Each city paid for the new equipment separately through bond packages, partly because Lewiston's larger police force requires more radios. "It wasn't fair to split it 50-50," Kelly said.

In Auburn, according to Small, several radio repeaters were placed in several strategic parts of the city to maximize the new radio technology.

With the new system, officers working on a detail can keep their transmissions to a particular group without overwhelming dispatchers and other officers. When communications with other departments not using the digital technology is necessary, the new radios can handle those calls.

"We can stay purely in digital but if we want to drop down into analog (the old system), those radios can do it," Kelly said. "The new radio equipment also comes with safety features."

Among other features, the radios are rigged so that a dispatcher can identify an officer who keys his mike without speaking into it, for instance if he is under duress and cannot speak aloud.

"It also has a panic button alarm," Kelly said. "If an officer is down and he can't talk, all he has to do is press a button."

Dispatchers will also be able to use a remote device to signal an officer who may have left his car without a radio. The remote mechanism will activate a cruiser's siren, horn or lights to alert an officer that he is wanted on the radio.

All of these features may conjure up images of large, bulky equipment officers must add to their considerable gear, but in fact, the new radio units are quite compact. That means less space required inside a cruiser, less weight an officer has to carry and less chance of accidents damaging new equipment.

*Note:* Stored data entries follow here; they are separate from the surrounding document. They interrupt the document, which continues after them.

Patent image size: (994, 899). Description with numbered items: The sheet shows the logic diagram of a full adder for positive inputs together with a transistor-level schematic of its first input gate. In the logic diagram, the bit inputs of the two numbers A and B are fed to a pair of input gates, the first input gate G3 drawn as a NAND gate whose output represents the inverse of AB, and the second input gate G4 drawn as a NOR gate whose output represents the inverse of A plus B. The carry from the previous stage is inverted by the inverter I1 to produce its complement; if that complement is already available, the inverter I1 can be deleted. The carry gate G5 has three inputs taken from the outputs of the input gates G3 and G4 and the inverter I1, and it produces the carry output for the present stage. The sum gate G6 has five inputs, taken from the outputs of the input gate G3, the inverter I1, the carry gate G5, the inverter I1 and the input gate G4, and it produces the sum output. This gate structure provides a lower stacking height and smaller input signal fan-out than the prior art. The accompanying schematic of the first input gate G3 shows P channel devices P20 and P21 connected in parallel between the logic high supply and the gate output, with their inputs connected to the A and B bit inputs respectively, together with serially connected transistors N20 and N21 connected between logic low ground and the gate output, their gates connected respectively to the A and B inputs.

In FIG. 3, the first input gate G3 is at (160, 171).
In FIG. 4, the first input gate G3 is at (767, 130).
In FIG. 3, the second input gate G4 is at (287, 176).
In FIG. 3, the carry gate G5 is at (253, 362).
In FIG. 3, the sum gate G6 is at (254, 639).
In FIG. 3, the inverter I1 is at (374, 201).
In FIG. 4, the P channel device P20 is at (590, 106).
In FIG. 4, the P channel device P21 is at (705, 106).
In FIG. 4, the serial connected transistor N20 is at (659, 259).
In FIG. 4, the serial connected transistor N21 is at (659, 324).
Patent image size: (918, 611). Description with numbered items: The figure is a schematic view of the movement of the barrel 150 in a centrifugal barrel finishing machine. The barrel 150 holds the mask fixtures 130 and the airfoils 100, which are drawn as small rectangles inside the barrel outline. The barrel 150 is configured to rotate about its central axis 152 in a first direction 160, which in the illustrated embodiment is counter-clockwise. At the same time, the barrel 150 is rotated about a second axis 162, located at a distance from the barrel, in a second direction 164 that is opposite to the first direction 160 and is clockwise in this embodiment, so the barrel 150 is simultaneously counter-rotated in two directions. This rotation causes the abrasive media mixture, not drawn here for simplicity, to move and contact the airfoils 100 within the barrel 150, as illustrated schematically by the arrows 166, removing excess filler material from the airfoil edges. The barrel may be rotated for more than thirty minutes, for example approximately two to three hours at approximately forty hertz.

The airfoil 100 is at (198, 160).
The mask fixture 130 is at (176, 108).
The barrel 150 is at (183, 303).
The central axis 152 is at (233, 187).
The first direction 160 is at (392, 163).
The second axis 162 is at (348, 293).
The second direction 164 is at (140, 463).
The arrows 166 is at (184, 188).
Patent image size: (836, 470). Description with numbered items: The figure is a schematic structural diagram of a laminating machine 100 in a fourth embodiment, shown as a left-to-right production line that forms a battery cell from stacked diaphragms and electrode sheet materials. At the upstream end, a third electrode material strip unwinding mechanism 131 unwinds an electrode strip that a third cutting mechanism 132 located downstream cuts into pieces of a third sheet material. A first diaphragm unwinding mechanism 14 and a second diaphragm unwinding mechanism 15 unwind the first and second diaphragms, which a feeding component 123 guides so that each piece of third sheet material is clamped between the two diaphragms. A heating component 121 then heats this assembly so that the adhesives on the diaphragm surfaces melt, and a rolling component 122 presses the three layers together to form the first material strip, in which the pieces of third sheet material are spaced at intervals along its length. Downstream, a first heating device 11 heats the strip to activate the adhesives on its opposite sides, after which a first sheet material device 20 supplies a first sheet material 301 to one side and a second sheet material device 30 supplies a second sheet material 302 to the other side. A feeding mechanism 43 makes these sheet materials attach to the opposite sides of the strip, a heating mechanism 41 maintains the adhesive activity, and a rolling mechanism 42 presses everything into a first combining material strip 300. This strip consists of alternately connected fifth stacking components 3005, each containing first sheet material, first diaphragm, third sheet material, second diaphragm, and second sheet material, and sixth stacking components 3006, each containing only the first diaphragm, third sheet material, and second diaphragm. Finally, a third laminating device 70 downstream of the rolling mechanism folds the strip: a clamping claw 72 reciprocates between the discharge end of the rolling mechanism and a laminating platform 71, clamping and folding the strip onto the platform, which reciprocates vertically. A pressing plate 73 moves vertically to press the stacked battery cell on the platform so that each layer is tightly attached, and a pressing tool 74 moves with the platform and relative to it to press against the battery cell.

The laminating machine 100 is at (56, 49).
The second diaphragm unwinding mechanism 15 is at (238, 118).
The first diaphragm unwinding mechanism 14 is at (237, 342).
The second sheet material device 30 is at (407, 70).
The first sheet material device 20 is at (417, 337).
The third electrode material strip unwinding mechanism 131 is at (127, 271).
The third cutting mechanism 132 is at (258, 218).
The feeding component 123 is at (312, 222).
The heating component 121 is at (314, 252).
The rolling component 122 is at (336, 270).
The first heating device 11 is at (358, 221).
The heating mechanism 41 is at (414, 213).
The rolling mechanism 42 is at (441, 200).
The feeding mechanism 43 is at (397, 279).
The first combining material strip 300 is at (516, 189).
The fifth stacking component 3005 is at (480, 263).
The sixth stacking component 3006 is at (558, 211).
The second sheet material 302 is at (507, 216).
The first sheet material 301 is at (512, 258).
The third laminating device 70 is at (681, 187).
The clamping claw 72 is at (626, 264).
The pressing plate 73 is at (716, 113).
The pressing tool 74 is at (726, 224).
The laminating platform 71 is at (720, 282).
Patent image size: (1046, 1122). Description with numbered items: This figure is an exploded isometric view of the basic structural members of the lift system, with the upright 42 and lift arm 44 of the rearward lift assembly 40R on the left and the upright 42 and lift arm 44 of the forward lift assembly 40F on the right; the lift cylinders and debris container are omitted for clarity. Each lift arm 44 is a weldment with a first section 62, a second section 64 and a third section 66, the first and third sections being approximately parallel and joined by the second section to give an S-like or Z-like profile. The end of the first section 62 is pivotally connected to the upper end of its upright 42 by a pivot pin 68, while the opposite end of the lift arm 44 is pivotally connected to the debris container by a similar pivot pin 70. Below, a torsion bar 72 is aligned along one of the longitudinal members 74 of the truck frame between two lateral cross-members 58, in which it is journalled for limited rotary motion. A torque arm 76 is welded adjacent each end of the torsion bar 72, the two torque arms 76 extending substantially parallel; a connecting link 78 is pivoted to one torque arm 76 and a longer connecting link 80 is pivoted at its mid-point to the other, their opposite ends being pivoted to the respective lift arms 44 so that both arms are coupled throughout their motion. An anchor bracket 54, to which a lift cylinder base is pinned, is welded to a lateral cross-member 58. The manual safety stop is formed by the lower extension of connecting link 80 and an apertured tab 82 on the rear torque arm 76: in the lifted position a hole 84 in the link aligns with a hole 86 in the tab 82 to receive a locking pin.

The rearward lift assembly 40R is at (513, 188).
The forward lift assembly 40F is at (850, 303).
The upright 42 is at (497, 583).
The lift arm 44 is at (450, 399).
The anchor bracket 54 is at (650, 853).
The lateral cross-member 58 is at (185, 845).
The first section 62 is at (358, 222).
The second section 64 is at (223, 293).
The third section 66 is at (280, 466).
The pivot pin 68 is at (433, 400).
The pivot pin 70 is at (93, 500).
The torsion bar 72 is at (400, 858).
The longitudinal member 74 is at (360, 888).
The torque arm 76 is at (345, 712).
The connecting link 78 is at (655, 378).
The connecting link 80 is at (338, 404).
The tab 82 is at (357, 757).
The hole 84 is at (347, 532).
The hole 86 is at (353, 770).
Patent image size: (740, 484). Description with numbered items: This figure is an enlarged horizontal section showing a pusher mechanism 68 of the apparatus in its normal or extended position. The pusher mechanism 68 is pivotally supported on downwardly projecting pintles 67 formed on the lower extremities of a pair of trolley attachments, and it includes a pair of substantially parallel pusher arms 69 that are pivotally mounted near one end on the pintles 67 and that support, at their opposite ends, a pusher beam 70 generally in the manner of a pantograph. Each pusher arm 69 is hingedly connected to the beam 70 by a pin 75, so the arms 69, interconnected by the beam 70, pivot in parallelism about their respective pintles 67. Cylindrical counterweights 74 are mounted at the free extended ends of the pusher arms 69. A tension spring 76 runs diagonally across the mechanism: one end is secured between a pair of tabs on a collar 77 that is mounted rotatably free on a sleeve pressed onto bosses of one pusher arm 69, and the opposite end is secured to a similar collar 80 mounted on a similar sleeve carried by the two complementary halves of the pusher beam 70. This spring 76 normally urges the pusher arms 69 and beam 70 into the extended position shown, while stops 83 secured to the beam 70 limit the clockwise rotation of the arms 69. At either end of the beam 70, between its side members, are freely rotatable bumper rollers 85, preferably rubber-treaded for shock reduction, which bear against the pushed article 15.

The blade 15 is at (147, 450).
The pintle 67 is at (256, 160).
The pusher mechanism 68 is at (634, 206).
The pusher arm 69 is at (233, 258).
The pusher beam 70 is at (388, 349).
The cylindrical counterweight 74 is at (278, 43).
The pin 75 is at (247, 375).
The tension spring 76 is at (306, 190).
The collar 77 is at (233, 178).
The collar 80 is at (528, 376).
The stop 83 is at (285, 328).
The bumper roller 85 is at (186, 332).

"The radio itself has changed dramatically. Everything is in the microphone, it's much more compact," Kelly said, describing the easily handled equipment. "Space is at a premium right now and this frees up a great amount of space."

Although Lewiston is one of the few agencies in the area to incorporate the new digital technology -- state police use it in some areas and the entire state police force in New Hampshire will soon be making the switch -- Kelly describes it as the way of the future.

"What we're dealing with is, the technology that's presently in place is 1950's or 1960's technology," he said.

And, at least for a while, criminals may have trouble catching up with the new age of police communications, a benefit police said is just an added bonus.

"There are many criminals that carry the portable scanners while they are committing criminal acts. It gives them a heads up," the chief said. Until commercially sold scanners with capabilities to pick up digital transmissions become available and affordable, staying one step ahead of the law will be more difficult: "It's a natural benefit, it's not something we planned on."

The silence of the radios may mean trouble for criminals, but for average people who enjoy listening in on local emergency calls, technology means a muting of a hobby.

"Oh man, what am I going to do now?" exclaimed Louis Dumont, of Lewiston, when he heard about the new radio system affecting the scanner he listens to almost daily. "I've always been big on police work and I'm just fascinated with what's going on in the city."

Dumont said he has enjoyed listening to his scanner and the activity in the Twin Cities for two years since he received the radio as a gift. He'll miss his hobby, Dumont said, but if the new technology helps police and fire officials do their duties, more power to them.

"I understand the reasoning for it," he said. "We'll just have to wait and see when they come out with something that can pick up these transmissions."